Clinician incentives – the ‘other’ impact of the private healthcare order
A flurry of activity in spring this year saw private hospitals adjusting to the reality of the Competition and Markets Authority’s Private Healthcare Market Investigation Order. As a result, consultants have been approached and asked to sign new agreements with the hospitals – the end result for many practitioners is an arrangement which looks quite different from what they have been used to over the years. Here, we explain the changes and the need for compliance.
The long-running saga of the CMA’s investigation into private healthcare continues with appeal and counter-appeal by the affected parties. Wider press attention has focussed on the Draconian requirement by the CMA that HCA should sell some of its London hospitals whilst private practice has understandably focussed on the publication of consultants’ fees and performance data. Currently, the CMA is picking its way once again through insured pricing data with provisional findings due in August or September and a final report in January next year.
These appeals have somewhat detracted from the planned entry into force of the prohibition on clinician incentives. The Order was published back in October 2014 but the part relating to ‘Referring Clinicians’ (Part 3) had a delayed entry into force until April 2015 to allow clinicians and hospital operators to make the necessary changes to their commercial arrangements.
What does the prohibition catch?
The prohibition makes unlawful any scheme or arrangement which is (or could be reasonably regarded as) an incentive between a referring clinician and a private hospital operator (“PHO”) to induce a clinician to refer a patient for treatment or tests at a facility within the PHO group. The prohibition applies both to the clinician and the PHO so the legal obligation to comply is on both sides.
It is widely drafted so as to catch any arrangement, whether legally enforceable or not, which might be seen to affect the choices consultants make (or suggest to their patients) about further treatment including diagnostic tests. (This is notwithstanding compliance with ethical and other professional standards as set by the GMC). An obvious example is a payment made by a PHO to a consultant in relation to the number of patients referred to a hospital – but an allocation of shares in a PHO or a ‘contract for medical services’ between the two might not be so apparent. Even parking spaces for senior consultants raise difficulties if they are not made available to all staff working at the hospital generally.
The CMA does however distinguish between two types of service provided to a clinician. ‘Higher value services’ (secretarial and administrative support; use of consulting rooms; and contributions to professional indemnity insurance) are allowed, provided these are at ‘fair market value’. For many consultants, the biggest impact so far is the requirement to pay for the use of consulting rooms and secretarial services which were previously free or at a discounted rate and therefore fall foul of the “fair market value” test.
‘Lower value services’ such as in-house training on clinical safety; operational matters relating to patient admission, administration and billing; and general marketing and corporate hospitality (within reason) are permitted.
The cost of higher and lower value services must be published on the hospital’s website (although not the identity of the consultant).
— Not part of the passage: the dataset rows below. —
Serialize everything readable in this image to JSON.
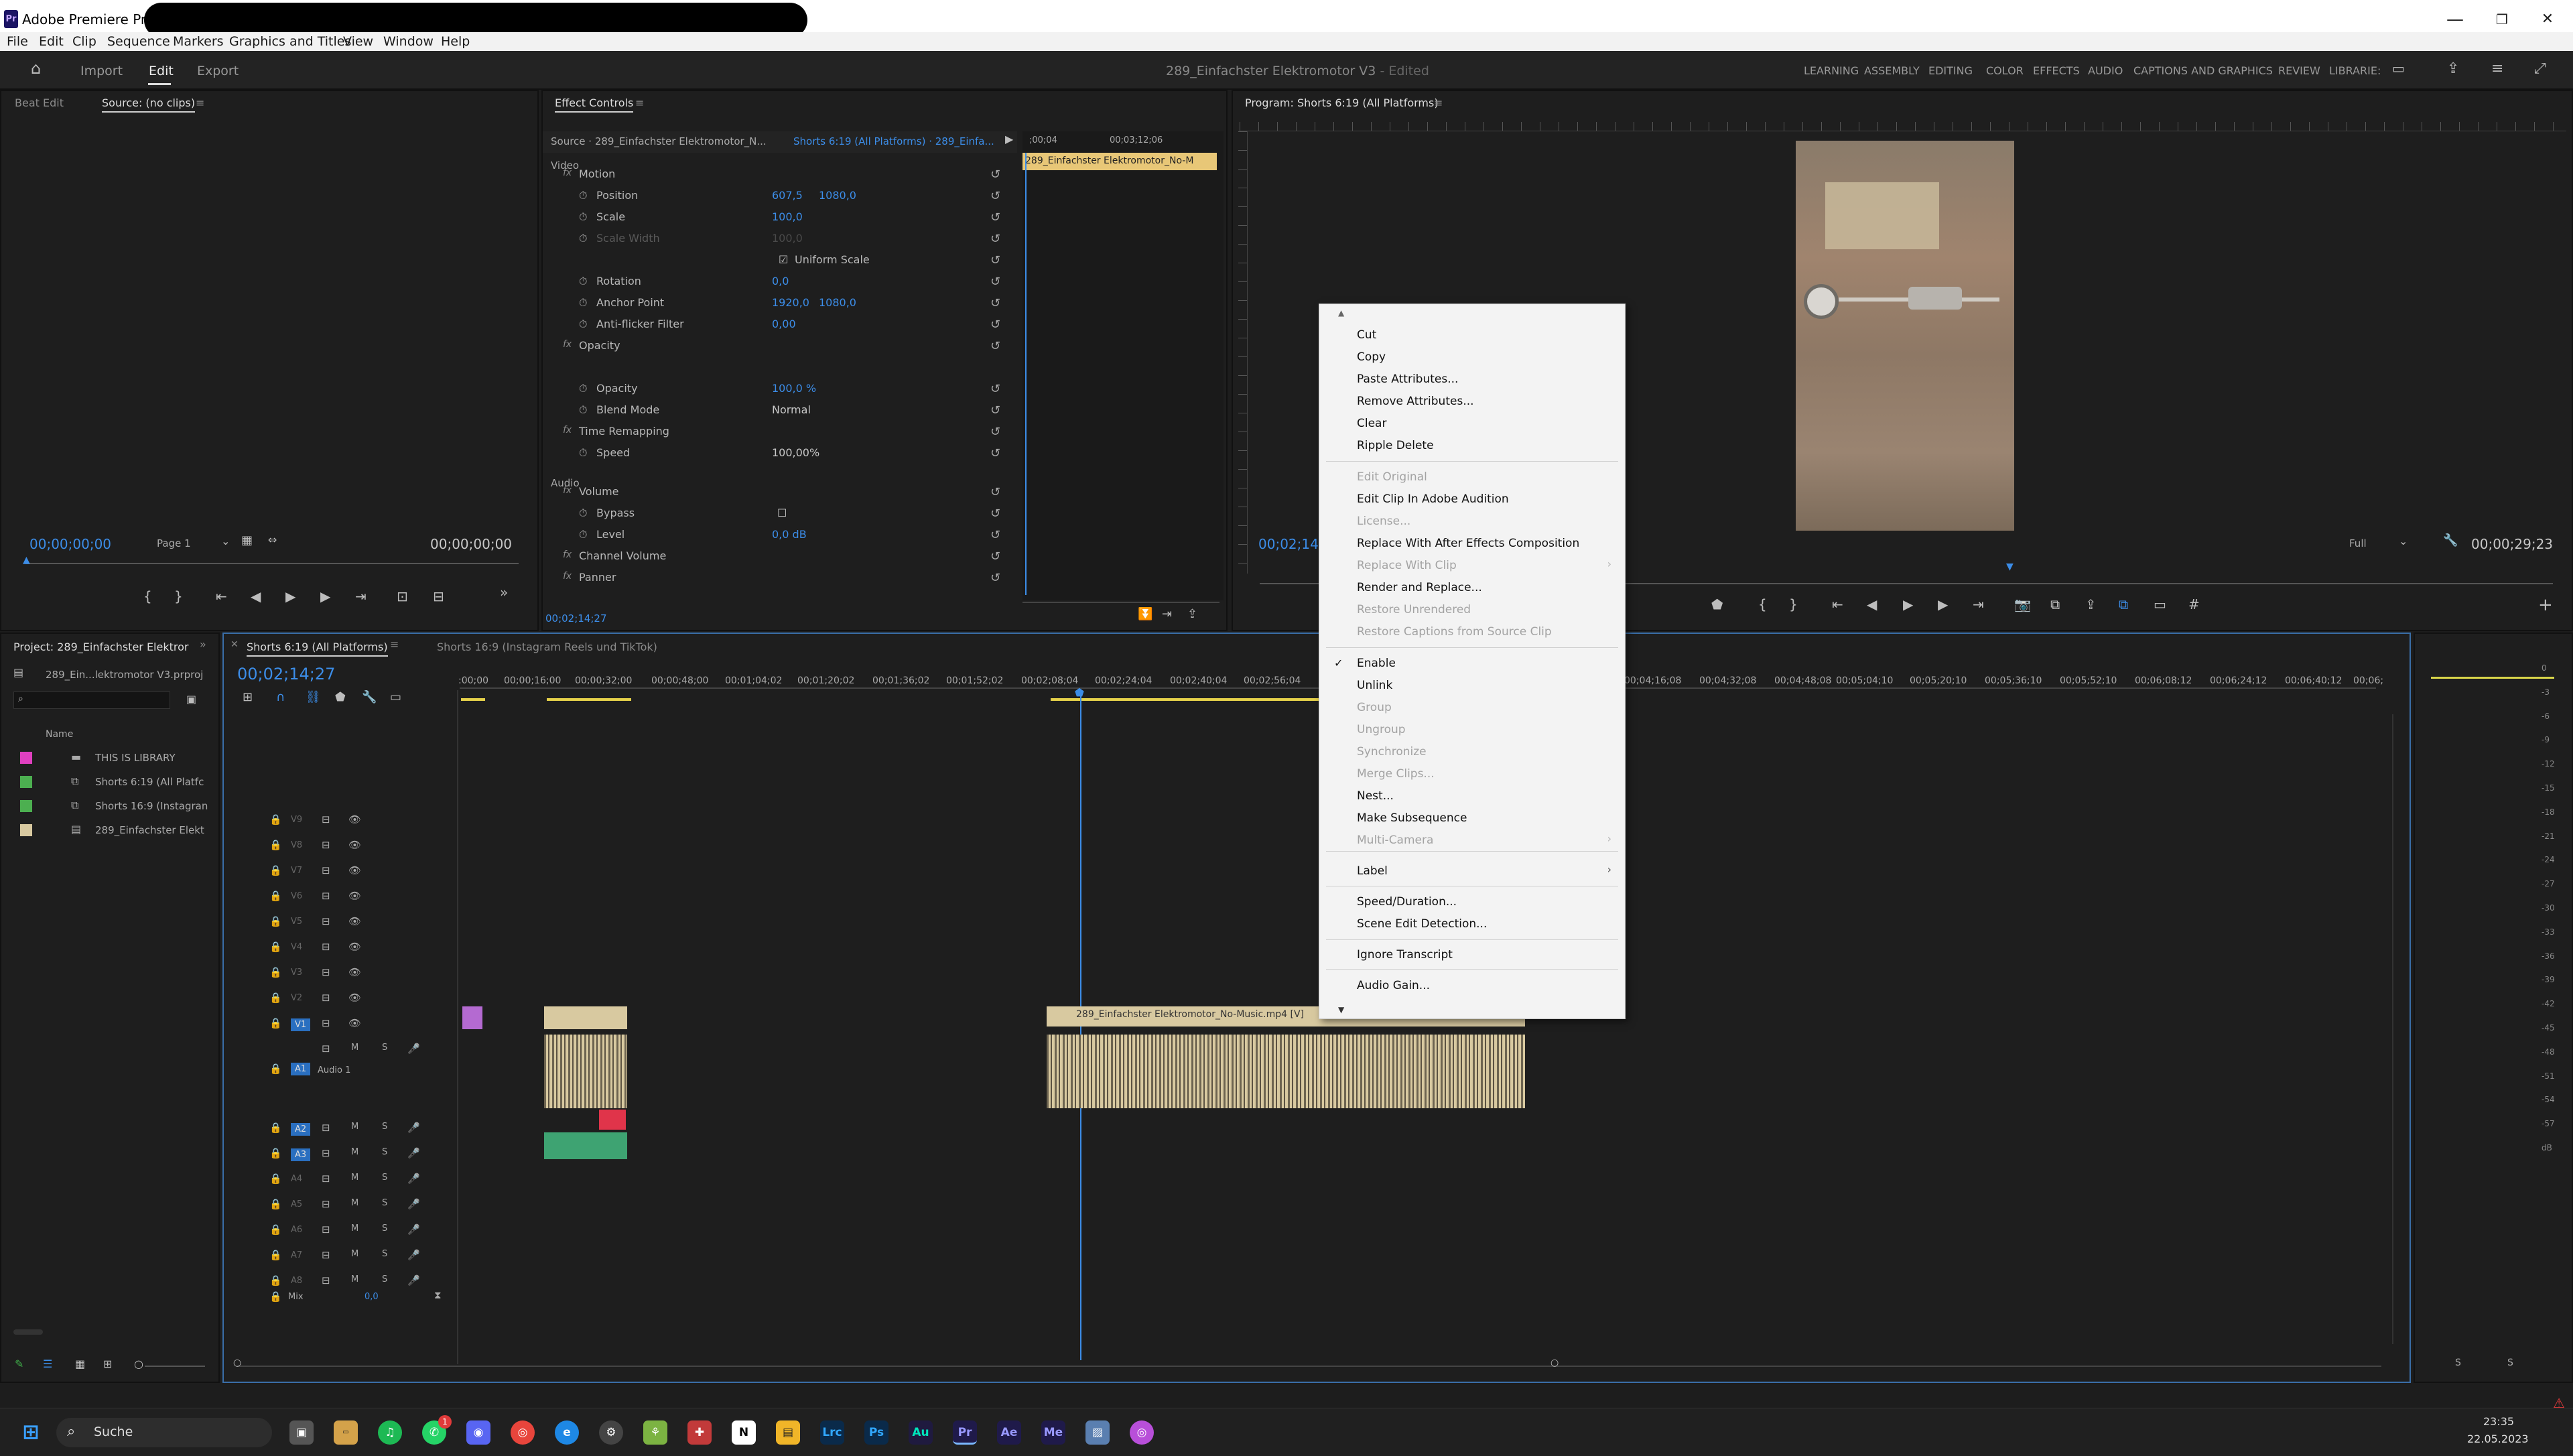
{
  "window": {
    "app_title": "Adobe Premiere Pro 2023",
    "minimize": "—",
    "maximize": "❐",
    "close": "✕"
  },
  "menu": [
    "File",
    "Edit",
    "Clip",
    "Sequence",
    "Markers",
    "Graphics and Titles",
    "View",
    "Window",
    "Help"
  ],
  "header": {
    "tabs": [
      "Import",
      "Edit",
      "Export"
    ],
    "project_title": "289_Einfachster Elektromotor V3",
    "edited": "- Edited",
    "workspaces": [
      "LEARNING",
      "ASSEMBLY",
      "EDITING",
      "COLOR",
      "EFFECTS",
      "AUDIO",
      "CAPTIONS AND GRAPHICS",
      "REVIEW",
      "LIBRARIE:"
    ]
  },
  "source_panel": {
    "tabs": [
      "Beat Edit",
      "Source: (no clips)"
    ],
    "timecode_left": "00;00;00;00",
    "page": "Page 1",
    "timecode_right": "00;00;00;00"
  },
  "effect_controls": {
    "tab": "Effect Controls",
    "source": "Source · 289_Einfachster Elektromotor_N...",
    "sequence": "Shorts 6:19 (All Platforms) · 289_Einfa...",
    "ruler_left": ";00;04",
    "ruler_right": "00;03;12;06",
    "clip_name": "289_Einfachster Elektromotor_No-M",
    "sections": {
      "video": "Video",
      "audio": "Audio"
    },
    "rows": [
      {
        "label": "Motion",
        "v1": "",
        "v2": ""
      },
      {
        "label": "Position",
        "v1": "607,5",
        "v2": "1080,0"
      },
      {
        "label": "Scale",
        "v1": "100,0",
        "v2": ""
      },
      {
        "label": "Scale Width",
        "v1": "100,0",
        "v2": ""
      },
      {
        "label": "Uniform Scale",
        "v1": "",
        "v2": ""
      },
      {
        "label": "Rotation",
        "v1": "0,0",
        "v2": ""
      },
      {
        "label": "Anchor Point",
        "v1": "1920,0",
        "v2": "1080,0"
      },
      {
        "label": "Anti-flicker Filter",
        "v1": "0,00",
        "v2": ""
      },
      {
        "label": "Opacity",
        "v1": "",
        "v2": ""
      },
      {
        "label": "Opacity",
        "v1": "100,0 %",
        "v2": ""
      },
      {
        "label": "Blend Mode",
        "v1": "Normal",
        "v2": ""
      },
      {
        "label": "Time Remapping",
        "v1": "",
        "v2": ""
      },
      {
        "label": "Speed",
        "v1": "100,00%",
        "v2": ""
      },
      {
        "label": "Volume",
        "v1": "",
        "v2": ""
      },
      {
        "label": "Bypass",
        "v1": "",
        "v2": ""
      },
      {
        "label": "Level",
        "v1": "0,0 dB",
        "v2": ""
      },
      {
        "label": "Channel Volume",
        "v1": "",
        "v2": ""
      },
      {
        "label": "Panner",
        "v1": "",
        "v2": ""
      }
    ],
    "timecode": "00;02;14;27"
  },
  "program": {
    "tab": "Program: Shorts 6:19 (All Platforms)",
    "timecode_left": "00;02;14;",
    "fit": "Full",
    "timecode_right": "00;00;29;23"
  },
  "project": {
    "tab": "Project: 289_Einfachster Elektror",
    "file": "289_Ein...lektromotor V3.prproj",
    "col_name": "Name",
    "items": [
      {
        "name": "THIS IS LIBRARY",
        "color": "#e040c0"
      },
      {
        "name": "Shorts 6:19 (All Platfc",
        "color": "#4caf50"
      },
      {
        "name": "Shorts 16:9 (Instagran",
        "color": "#4caf50"
      },
      {
        "name": "289_Einfachster Elekt",
        "color": "#d8c9a0"
      }
    ]
  },
  "timeline": {
    "tabs": [
      "Shorts 6:19 (All Platforms)",
      "Shorts 16:9 (Instagram Reels und TikTok)"
    ],
    "timecode": "00;02;14;27",
    "ruler": [
      ":00;00",
      "00;00;16;00",
      "00;00;32;00",
      "00;00;48;00",
      "00;01;04;02",
      "00;01;20;02",
      "00;01;36;02",
      "00;01;52;02",
      "00;02;08;04",
      "00;02;24;04",
      "00;02;40;04",
      "00;02;56;04",
      "00;04;16;08",
      "00;04;32;08",
      "00;04;48;08",
      "00;05;04;10",
      "00;05;20;10",
      "00;05;36;10",
      "00;05;52;10",
      "00;06;08;12",
      "00;06;24;12",
      "00;06;40;12",
      "00;06;"
    ],
    "video_tracks": [
      "V9",
      "V8",
      "V7",
      "V6",
      "V5",
      "V4",
      "V3",
      "V2",
      "V1"
    ],
    "audio_tracks": [
      "A1",
      "A2",
      "A3",
      "A4",
      "A5",
      "A6",
      "A7",
      "A8"
    ],
    "audio1_name": "Audio 1",
    "mix_label": "Mix",
    "mix_value": "0,0",
    "clip_v_name": "289_Einfachster Elektromotor_No-Music.mp4 [V]",
    "track_btn_m": "M",
    "track_btn_s": "S"
  },
  "context_menu": {
    "items": [
      {
        "label": "Cut",
        "disabled": false
      },
      {
        "label": "Copy",
        "disabled": false
      },
      {
        "label": "Paste Attributes...",
        "disabled": false
      },
      {
        "label": "Remove Attributes...",
        "disabled": false
      },
      {
        "label": "Clear",
        "disabled": false
      },
      {
        "label": "Ripple Delete",
        "disabled": false
      },
      {
        "label": "Edit Original",
        "disabled": true
      },
      {
        "label": "Edit Clip In Adobe Audition",
        "disabled": false
      },
      {
        "label": "License...",
        "disabled": true
      },
      {
        "label": "Replace With After Effects Composition",
        "disabled": false
      },
      {
        "label": "Replace With Clip",
        "disabled": true
      },
      {
        "label": "Render and Replace...",
        "disabled": false
      },
      {
        "label": "Restore Unrendered",
        "disabled": true
      },
      {
        "label": "Restore Captions from Source Clip",
        "disabled": true
      },
      {
        "label": "Enable",
        "disabled": false,
        "checked": true
      },
      {
        "label": "Unlink",
        "disabled": false
      },
      {
        "label": "Group",
        "disabled": true
      },
      {
        "label": "Ungroup",
        "disabled": true
      },
      {
        "label": "Synchronize",
        "disabled": true
      },
      {
        "label": "Merge Clips...",
        "disabled": true
      },
      {
        "label": "Nest...",
        "disabled": false
      },
      {
        "label": "Make Subsequence",
        "disabled": false
      },
      {
        "label": "Multi-Camera",
        "disabled": true
      },
      {
        "label": "Label",
        "disabled": false
      },
      {
        "label": "Speed/Duration...",
        "disabled": false
      },
      {
        "label": "Scene Edit Detection...",
        "disabled": false
      },
      {
        "label": "Ignore Transcript",
        "disabled": false
      },
      {
        "label": "Audio Gain...",
        "disabled": false
      }
    ],
    "scroll_up": "▲",
    "scroll_down": "▼",
    "check": "✓",
    "submenu_arrow": "›"
  },
  "audio_meter": {
    "labels": [
      "0",
      "-3",
      "-6",
      "-9",
      "-12",
      "-15",
      "-18",
      "-21",
      "-24",
      "-27",
      "-30",
      "-33",
      "-36",
      "-39",
      "-42",
      "-45",
      "-48",
      "-51",
      "-54",
      "-57",
      "dB"
    ],
    "solo_left": "S",
    "solo_right": "S"
  },
  "taskbar": {
    "search_placeholder": "Suche",
    "time": "23:35",
    "date": "22.05.2023",
    "apps": [
      {
        "label": "Lrc",
        "color": "#0a2a4a"
      },
      {
        "label": "Ps",
        "color": "#0a2a4a"
      },
      {
        "label": "Au",
        "color": "#1f1a3f"
      },
      {
        "label": "Pr",
        "color": "#1f1a4a"
      },
      {
        "label": "Ae",
        "color": "#1f1a4a"
      },
      {
        "label": "Me",
        "color": "#1f1a4a"
      }
    ],
    "whatsapp_badge": "1"
  }
}
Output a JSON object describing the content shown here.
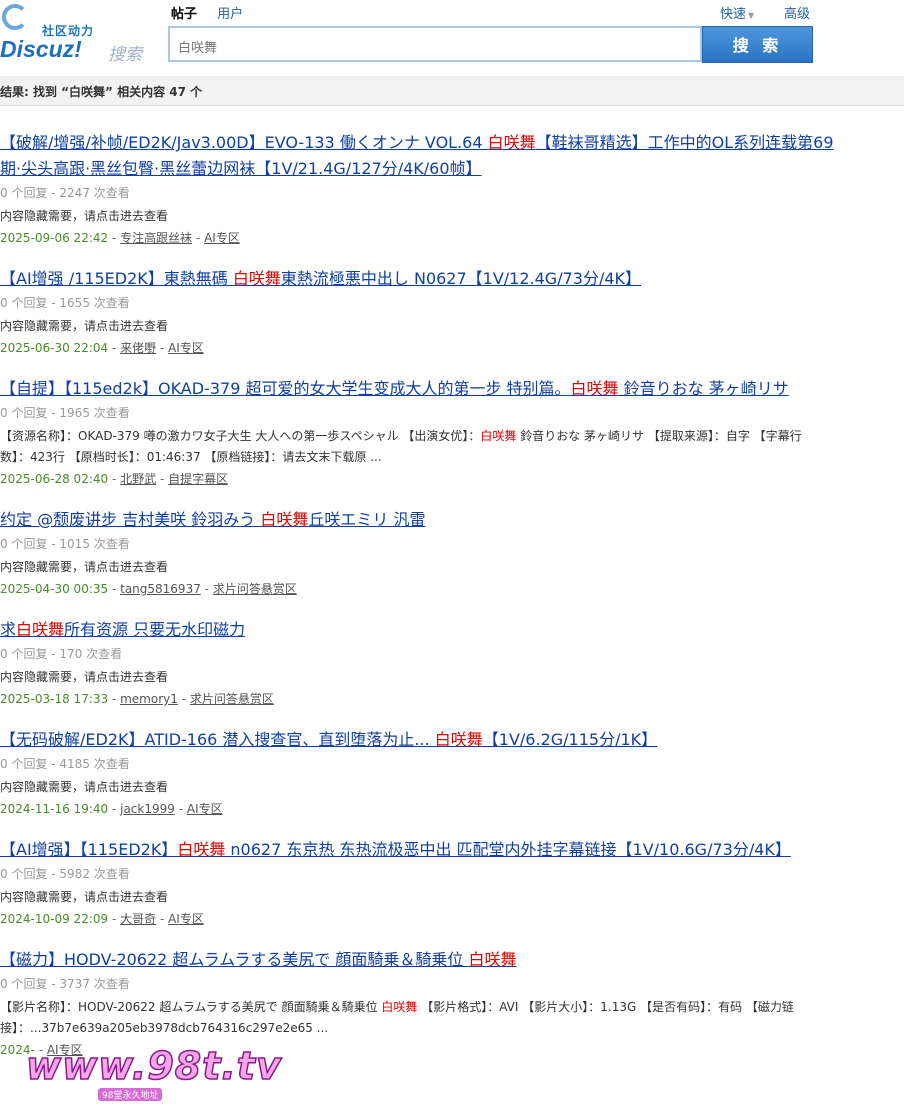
{
  "header": {
    "logo_community": "社区动力",
    "logo_brand": "Discuz!",
    "logo_search": "搜索",
    "tabs": [
      {
        "label": "帖子",
        "active": true
      },
      {
        "label": "用户",
        "active": false
      }
    ],
    "quick_label": "快速",
    "advanced_label": "高级",
    "search_value": "白咲舞",
    "search_button": "搜 索"
  },
  "result_summary": "结果: 找到 “白咲舞” 相关内容 47 个",
  "results": [
    {
      "title_parts": [
        "【破解/增强/补帧/ED2K/Jav3.00D】EVO-133 働くオンナ VOL.64 ",
        "白咲舞",
        "【鞋袜哥精选】工作中的OL系列连载第69期·尖头高跟·黑丝包臀·黑丝蕾边网袜【1V/21.4G/127分/4K/60帧】"
      ],
      "stats": "0 个回复 - 2247 次查看",
      "summary_parts": [
        "内容隐藏需要，请点击进去查看"
      ],
      "date": "2025-09-06 22:42",
      "author": "专注高跟丝袜",
      "forum": "AI专区"
    },
    {
      "title_parts": [
        "【AI增强 /115ED2K】東熱無碼 ",
        "白咲舞",
        "東熱流極悪中出し N0627【1V/12.4G/73分/4K】"
      ],
      "stats": "0 个回复 - 1655 次查看",
      "summary_parts": [
        "内容隐藏需要，请点击进去查看"
      ],
      "date": "2025-06-30 22:04",
      "author": "来佬嘢",
      "forum": "AI专区"
    },
    {
      "title_parts": [
        "【自提】【115ed2k】OKAD-379 超可爱的女大学生变成大人的第一步 特别篇。",
        "白咲舞",
        " 鈴音りおな 茅ヶ崎リサ"
      ],
      "stats": "0 个回复 - 1965 次查看",
      "summary_parts": [
        "【资源名称】：OKAD-379 噂の激カワ女子大生 大人への第一歩スペシャル 【出演女优】：",
        "白咲舞",
        " 鈴音りおな 茅ヶ崎リサ 【提取来源】：自字 【字幕行数】：423行 【原档时长】：01:46:37 【原档链接】：请去文末下载原 ..."
      ],
      "date": "2025-06-28 02:40",
      "author": "北野武",
      "forum": "自提字幕区"
    },
    {
      "title_parts": [
        "约定 @颓废讲步 吉村美咲 鈴羽みう ",
        "白咲舞",
        "丘咲エミリ 汎雷"
      ],
      "stats": "0 个回复 - 1015 次查看",
      "summary_parts": [
        "内容隐藏需要，请点击进去查看"
      ],
      "date": "2025-04-30 00:35",
      "author": "tang5816937",
      "forum": "求片问答悬赏区"
    },
    {
      "title_parts": [
        "求",
        "白咲舞",
        "所有资源 只要无水印磁力"
      ],
      "stats": "0 个回复 - 170 次查看",
      "summary_parts": [
        "内容隐藏需要，请点击进去查看"
      ],
      "date": "2025-03-18 17:33",
      "author": "memory1",
      "forum": "求片问答悬赏区"
    },
    {
      "title_parts": [
        "【无码破解/ED2K】ATID-166 潜入搜查官、直到堕落为止... ",
        "白咲舞",
        "【1V/6.2G/115分/1K】"
      ],
      "stats": "0 个回复 - 4185 次查看",
      "summary_parts": [
        "内容隐藏需要，请点击进去查看"
      ],
      "date": "2024-11-16 19:40",
      "author": "jack1999",
      "forum": "AI专区"
    },
    {
      "title_parts": [
        "【AI增强】【115ED2K】",
        "白咲舞",
        " n0627 东京热 东热流极恶中出 匹配堂内外挂字幕链接【1V/10.6G/73分/4K】"
      ],
      "stats": "0 个回复 - 5982 次查看",
      "summary_parts": [
        "内容隐藏需要，请点击进去查看"
      ],
      "date": "2024-10-09 22:09",
      "author": "大哥奇",
      "forum": "AI专区"
    },
    {
      "title_parts": [
        "【磁力】HODV-20622 超ムラムラする美尻で 顔面騎乗＆騎乗位 ",
        "白咲舞",
        ""
      ],
      "stats": "0 个回复 - 3737 次查看",
      "summary_parts": [
        "【影片名称】：HODV-20622 超ムラムラする美尻で 顔面騎乗＆騎乗位 ",
        "白咲舞",
        " 【影片格式】：AVI 【影片大小】：1.13G 【是否有码】：有码 【磁力链接】：...37b7e639a205eb3978dcb764316c297e2e65 ..."
      ],
      "date": "2024-",
      "author": "",
      "forum": "AI专区"
    }
  ],
  "watermark": {
    "text": "www.98t.tv",
    "sub": "98堂永久地址"
  }
}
Equity participation in hospital groups
Part 3 of the Order also prohibits a clinician from having directly or indirectly a share or financial interest of over 5% in a PHO or in a facility owned or operated by a PHO; or in any partnership or venture with a PHO to offer private healthcare services; or in diagnostic equipment or equipment for treating patients. Again, that wide definition can cover a number of scenarios and an ‘indirect interest’ includes interests held by members of a consultant’s immediate family or through a trust.
So to what extent do consultants need to comply? Put bluntly, the Order is law (competition law to be more precise) and breach of the prohibition could result in enforcement action by the CMA (such as financial penalties and injunctions) as well as other regulatory issues. Private individuals are also permitted to bring proceedings if they believe they have been disadvantaged or otherwise adversely affected, suffering loss or damage.
It is essential that consultants are as well-informed about the need for compliance as the large hospital groups, particularly with continued attention on the independent sector by the competition authorities until at least the beginning of next year.
Competition law is a relatively complex area of law but the importance of gut reactions cannot be underestimated; a good rule of thumb is how an arrangement might appear to the outside world and how comfortable you would be to publicise it.
The GMC has produced Q&A guidance on the Order. It also intends to bring attention to the restrictions in the Order by writing to all licensed clinicians in the UK.